Pan genomics is research on larger collections of genomes from related individuals or cells, and not just single genomes. Examplary collections represent human populations, ensembles of cancer and pathogen genomes ("viral quasispecies"). A local example is the "Genome of the Netherlands" project with its family- and space-oriented arrangement of genomes.
Pan-genomics studies have particularly profited from the latest developments in sequencing technology, empowered by the high throughput and the low cost of sequencing experiments. This was hardly thinkable only 1-2 years ago.
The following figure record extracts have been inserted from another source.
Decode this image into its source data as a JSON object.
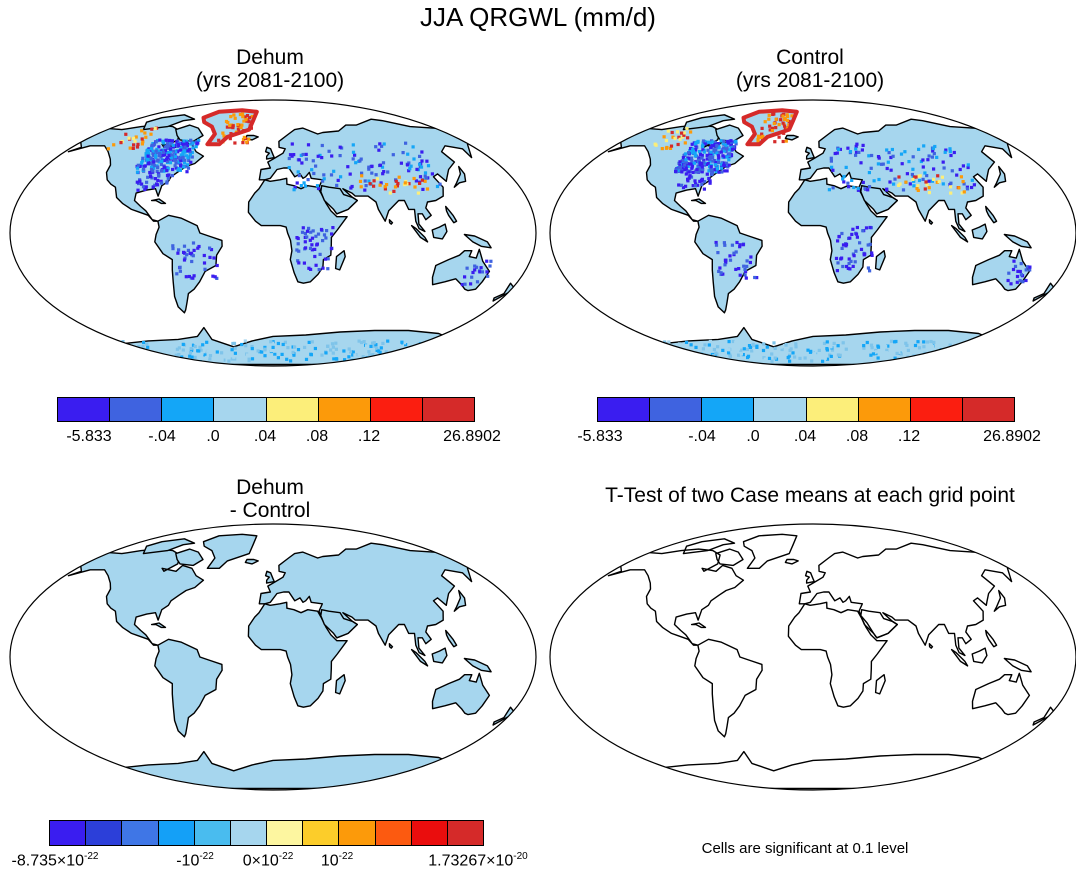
{
  "figure": {
    "title": "JJA QRGWL (mm/d)"
  },
  "panels": [
    {
      "id": "dehum",
      "title_line1": "Dehum",
      "title_line2": "(yrs 2081-2100)"
    },
    {
      "id": "control",
      "title_line1": "Control",
      "title_line2": "(yrs 2081-2100)"
    },
    {
      "id": "diff",
      "title_line1": "Dehum",
      "title_line2": "- Control"
    },
    {
      "id": "ttest",
      "title_line1": "T-Test of two Case means at each grid point",
      "title_line2": ""
    }
  ],
  "colorbar_top": {
    "colors": [
      "#3a1df0",
      "#3f63e0",
      "#14a6f7",
      "#a6d6ee",
      "#fcee7a",
      "#fc9a0a",
      "#fb1e10",
      "#d52a29"
    ],
    "labels": [
      "-5.833",
      "-.04",
      ".0",
      ".04",
      ".08",
      ".12",
      "26.8902"
    ]
  },
  "colorbar_bottom": {
    "colors": [
      "#3a1df0",
      "#2c3fd9",
      "#3f76e6",
      "#14a0f7",
      "#49bcef",
      "#a6d6ee",
      "#fdf6a0",
      "#fccd2a",
      "#fc9a0a",
      "#fc5a10",
      "#ea0d0d",
      "#d52a29"
    ],
    "labels": {
      "min": "-8.735×10",
      "min_exp": "-22",
      "neg": "-10",
      "neg_exp": "-22",
      "zero": "0×10",
      "zero_exp": "-22",
      "pos": "10",
      "pos_exp": "-22",
      "max": "1.73267×10",
      "max_exp": "-20"
    }
  },
  "ttest_note": "Cells are significant at 0.1 level",
  "map_colors": {
    "land_fill": "#a6d6ee",
    "coast": "#000000",
    "ocean": "#ffffff",
    "dense_blue": "#3a1df0",
    "warm": "#d52a29",
    "orange": "#fc9a0a",
    "yellow": "#fcee7a"
  }
}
Although research questions can vary substantially among the different communities, the underlying sequencing technology makes a common denominator, insofar as the computational issues are often near-analogous.
Processing DNA sequencing data is, still, by far not obvious---it is massive (‘big’), it is noisy and it poses computational riddles, because it comes in fragments, rather than in whole-length genomes. Several computationally involved steps immediately follow the data generation step. Even after computational processing, their output can leave the researcher with hard-to-interpret results. Last but not least, sequencing technology is under active and rapidly progressing development. This, again, gives rise to new chances in research, but also to new computational challenges.
The idea of this workshop is to systematically bundle the so far often still separate efforts and to create maximum synergy among all researchers participating.
The final goal of this workshop is to, together, write a white paper that summarizes all those challenges and chances, and their overlap among the different fields and to publish it in a journal of high impact, as future guideline and roadmap for computational pan genomics research.